Tout l’été, «Le Temps» remonte les chemins tortueux qui ont aidé certains des plus grands artistes à trouver leur voie.

LE LEGS. De The Pleasure Garden (1925) à Complot de famille (Family Plot, 1976), Alfred Hitchcock n’a pas seulement laissé 55 films qui ont influencé l’histoire du cinéma: habile publiciste, il a également inscrit son nom, son surnom (Hitch) et sa silhouette comme des marques reconnaissables et déclinées en série TV comme en recueils de nouvelles estampillées par «le maître du suspense».

LA FORMATION. Cadet de trois enfants, né en 1899 à Leytonstone, en Grande-Bretagne, Hitch est le petit-fils d’un policeman et le fils d’un épicier-poissonnier, catholiques aussi sévères l’un que l’autre. Couvé par sa mère et plutôt solitaire (son frère et sa s œ ur étant déjà scolarisés à sa naissance), le petit Alfred, sans doute en raison de sa santé fragile, n’est envoyé à l’école qu’en 1910.

Au collège Saint-Ignatius de Stamford Hill, il figure très vite au tableau d’honneur dans toutes les matières. Mais il reste souvent seul, rétif à toute forme de sport, allergique aux homélies quotidiennes sur le péché et, selon l’un de ses camarades, «sacripant notoire». Il ne s’illustre guère que par ses farces et par son intérêt pour les lectures obligatoires, Dickens surtout.

Sa scolarité s’interrompt en 1913. Dès lors, son adolescence s’égrène d’un petit boulot à l’autre. Mais ses parents, décidés à le faire participer aux revenus de la famille de manière substantielle, l’inscrivent au cours du soir de l’Université de Londres. Cours de navigation surtout, vu sa passion de toujours pour les cartes marines, ainsi que d’électricité, de mécanique, de dessin industriel. A la mort de son père, le 12 décembre 1914, il devient indispensable qu’Alfred, 15 ans, trouve un emploi régulier. Ainsi, dès le début de 1915, le jeune homme, qui échappe à l’armée en raison de son embonpoint, est engagé par la Henley, une fabrique de câbles électriques et de fils télégraphiques. Il y devient calibreur expert, chargé de vérifier le diamètre et le voltage de bobines de fils. Et de dessiner des circuits…
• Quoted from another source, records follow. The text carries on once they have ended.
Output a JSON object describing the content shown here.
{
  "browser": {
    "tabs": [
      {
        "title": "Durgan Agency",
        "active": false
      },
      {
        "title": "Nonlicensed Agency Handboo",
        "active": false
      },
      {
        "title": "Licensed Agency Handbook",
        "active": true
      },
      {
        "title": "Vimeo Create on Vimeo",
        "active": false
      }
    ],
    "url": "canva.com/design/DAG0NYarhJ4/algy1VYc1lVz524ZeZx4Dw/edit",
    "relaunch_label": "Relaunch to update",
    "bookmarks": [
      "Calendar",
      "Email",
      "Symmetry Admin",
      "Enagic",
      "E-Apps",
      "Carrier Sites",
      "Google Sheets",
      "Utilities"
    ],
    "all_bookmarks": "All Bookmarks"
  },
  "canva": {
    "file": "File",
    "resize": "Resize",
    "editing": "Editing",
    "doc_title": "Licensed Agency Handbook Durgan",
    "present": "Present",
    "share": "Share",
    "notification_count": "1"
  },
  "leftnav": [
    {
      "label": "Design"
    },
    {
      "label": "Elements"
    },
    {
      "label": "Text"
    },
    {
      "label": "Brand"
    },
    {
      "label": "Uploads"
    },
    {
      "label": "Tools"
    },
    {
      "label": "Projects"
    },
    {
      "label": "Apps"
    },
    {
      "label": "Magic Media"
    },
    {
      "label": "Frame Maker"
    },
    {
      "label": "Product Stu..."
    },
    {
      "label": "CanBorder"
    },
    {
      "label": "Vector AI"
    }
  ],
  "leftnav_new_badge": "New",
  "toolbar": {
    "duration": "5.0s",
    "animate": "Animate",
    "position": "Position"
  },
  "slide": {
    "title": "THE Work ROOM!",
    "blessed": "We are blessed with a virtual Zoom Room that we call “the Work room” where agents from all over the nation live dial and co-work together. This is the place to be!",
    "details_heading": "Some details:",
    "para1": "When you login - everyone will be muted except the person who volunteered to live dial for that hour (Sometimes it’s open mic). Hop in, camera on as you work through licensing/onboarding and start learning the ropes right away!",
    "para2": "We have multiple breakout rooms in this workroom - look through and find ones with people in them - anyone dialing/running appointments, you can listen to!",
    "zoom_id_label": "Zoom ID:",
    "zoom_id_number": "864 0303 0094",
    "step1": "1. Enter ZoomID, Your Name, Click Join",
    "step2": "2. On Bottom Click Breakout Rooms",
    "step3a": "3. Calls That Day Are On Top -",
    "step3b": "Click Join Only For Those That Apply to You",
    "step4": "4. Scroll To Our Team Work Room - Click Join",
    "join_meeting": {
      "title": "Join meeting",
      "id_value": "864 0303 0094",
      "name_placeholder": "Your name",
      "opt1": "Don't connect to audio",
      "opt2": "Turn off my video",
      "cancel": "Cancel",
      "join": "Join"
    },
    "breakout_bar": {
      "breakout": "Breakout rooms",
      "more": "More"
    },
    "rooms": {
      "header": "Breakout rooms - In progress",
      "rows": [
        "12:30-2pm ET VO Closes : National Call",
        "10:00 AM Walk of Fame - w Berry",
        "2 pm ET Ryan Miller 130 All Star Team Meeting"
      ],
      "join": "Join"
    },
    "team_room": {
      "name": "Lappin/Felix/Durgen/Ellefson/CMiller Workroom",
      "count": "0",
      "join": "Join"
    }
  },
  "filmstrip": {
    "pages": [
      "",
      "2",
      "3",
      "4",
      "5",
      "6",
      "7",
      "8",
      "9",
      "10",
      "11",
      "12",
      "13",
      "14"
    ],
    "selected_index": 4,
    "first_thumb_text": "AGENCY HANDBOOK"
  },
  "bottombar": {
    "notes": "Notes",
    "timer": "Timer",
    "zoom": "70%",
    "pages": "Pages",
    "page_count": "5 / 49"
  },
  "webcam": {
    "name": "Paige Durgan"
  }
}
LES DÉBUTS. Hitchcock dessine si bien qu’il est remarqué par le chef de la publicité de la Henley qui lui confie des opérations publicitaires. L’apprenti a 16 ans à peine. Et c’est grâce à la guerre qu’il devient féru de cinéma: comme beaucoup de ses contemporains, il se réfugie dans les salles.

Il dévore bientôt de la pellicule, de la littérature aussi. Jusqu’au jour où, au début des années 1920, il apprend qu’une société de production américaine, la Famous-Player-Lasky, va installer un studio à Londres. Habile, il se renseigne sur le premier film qui y sera tourné, dessine des croquis ayant trait au projet et, l’ouverture de ce studio venue, se rend sur les lieux, un grand porte-documents en toile noire sous le bras: il est engagé sur-le-champ comme dessinateur de titres et d’intertitres.

Trois ou quatre ans après son arrivée, il ne dessine plus seulement les titres: il rédige des scénarios, conçoit des décors et des costumes, fait répéter les acteurs, squatte les plateaux, surtout ceux de célèbres réfugiés allemands comme Murnau. Dans son élan, il séduit même la monteuse attitrée du studio, la talentueuse Alma Reville, qui renonce bientôt à une carrière de réalisatrice prometteuse afin de devenir sa fiancée, puis son épouse, pour toujours. De quoi rendre jaloux les réalisateurs vedettes de la compagnie qui ont tout le temps ce gros gaillard farceur dans les pattes. Pour juguler son enthousiasme, le studio lui confie sa première réalisation, The Pleasure Garden, en 1925. Il a 25 ans.